I also experimented with scaling and offsetting the nn.terrain~ output signal before the decoder, which allowed me to shape the transients of the generated audio. In some cases, this proved effective for producing sustained drone textures. I think of this overall process as latent resampling.
Compared to the manual process of slicing and warping samples, this approach felt more explorative and serendipitous, and ultimately more expressive and immediate. The use of NAS models introduced additional artefacts that contributed to a distinctive aesthetic, complementing the resampling process, which often aims to reveal unexpected textures within familiar material.
After resampling with nn.terrain~, I used Ableton’s Simpler device to slice the recorded audio by transients and exported these slices to a drum rack for MIDI triggering. I also used Granulator III, Sampler, and Wavetable to create synthesiser instruments from the resampled material. All audio in the final track was generated through this nn.terrain~-based resampling workflow.
Throughout this process, I used the Stable Audio Open (SAO) VAE. Although I experimented with other models, SAO VAE produced the most consistent results across a wide range of input material, making it suitable for resampling rather than purely timbre transfer. While the output audio was generally robust, certain input sounds performed better than others. Drum loops, vocals, and piano samples reconstructed with high fidelity when explored within the terrain, whereas more textural field recordings and pad-like synth sounds often exhibited jittering artefacts. I thought this was likely due to an underrepresentation of such sounds in the model’s training data.
Is working with neural audio synthesis different from working with other materials.
Dan: Yes, as I mentioned, there are unique aesthetic qualities that come with using NAS models. Additionally, in my experience they are more difficult to predictably control than conventional methods. Whilst nn.terrain~ significantly improves predictability.
Could you highlight some features of your work that make it valuable/unique/special, or that you're proud of?
Dan: One aspect of the work I am particularly proud of is the integration of nn.terrain~ into my sample-based workflow.
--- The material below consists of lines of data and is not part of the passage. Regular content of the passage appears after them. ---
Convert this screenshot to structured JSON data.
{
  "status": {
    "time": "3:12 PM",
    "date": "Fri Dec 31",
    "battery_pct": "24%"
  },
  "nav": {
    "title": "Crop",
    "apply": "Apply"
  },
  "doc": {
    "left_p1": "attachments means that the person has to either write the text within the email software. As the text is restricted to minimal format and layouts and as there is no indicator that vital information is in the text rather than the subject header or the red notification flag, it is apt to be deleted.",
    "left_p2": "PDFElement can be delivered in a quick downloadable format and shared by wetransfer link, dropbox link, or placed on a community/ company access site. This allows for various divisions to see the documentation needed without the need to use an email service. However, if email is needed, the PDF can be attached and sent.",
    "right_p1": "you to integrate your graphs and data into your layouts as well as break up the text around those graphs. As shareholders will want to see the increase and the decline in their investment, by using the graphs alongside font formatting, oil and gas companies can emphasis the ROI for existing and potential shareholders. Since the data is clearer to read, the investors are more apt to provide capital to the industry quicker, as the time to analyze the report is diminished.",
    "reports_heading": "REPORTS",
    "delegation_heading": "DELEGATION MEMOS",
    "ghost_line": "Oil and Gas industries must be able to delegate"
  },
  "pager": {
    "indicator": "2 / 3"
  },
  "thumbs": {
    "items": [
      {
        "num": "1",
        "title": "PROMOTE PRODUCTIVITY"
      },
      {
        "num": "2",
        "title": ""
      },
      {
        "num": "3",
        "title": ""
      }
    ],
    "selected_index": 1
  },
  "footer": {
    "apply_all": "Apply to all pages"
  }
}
While it may not be immediately apparent to a listener that a NAS model was used in the creation of the track, this is partly intentional. I treated it as a tool, rather than a novelty.
In retrospect, I could have learned more explicitly into the distinctive aesthetic qualities of NAS models. I value the fact that I was able to adapt this technology to my own way of working, rather than reshaping my workflow around the tool.
A key motivation behind this work is a response to the increasingly negative sentiment surrounding generative audio technologies in music production. Much of this criticism is directed at tools that aim to automate or replace aspects of musical authorship. I see nn.terrian~ as a valuable counter example, as it opens novel creative possibilities and aesthetics while maintaining the composer’s agency and decision-making at the centre of the process.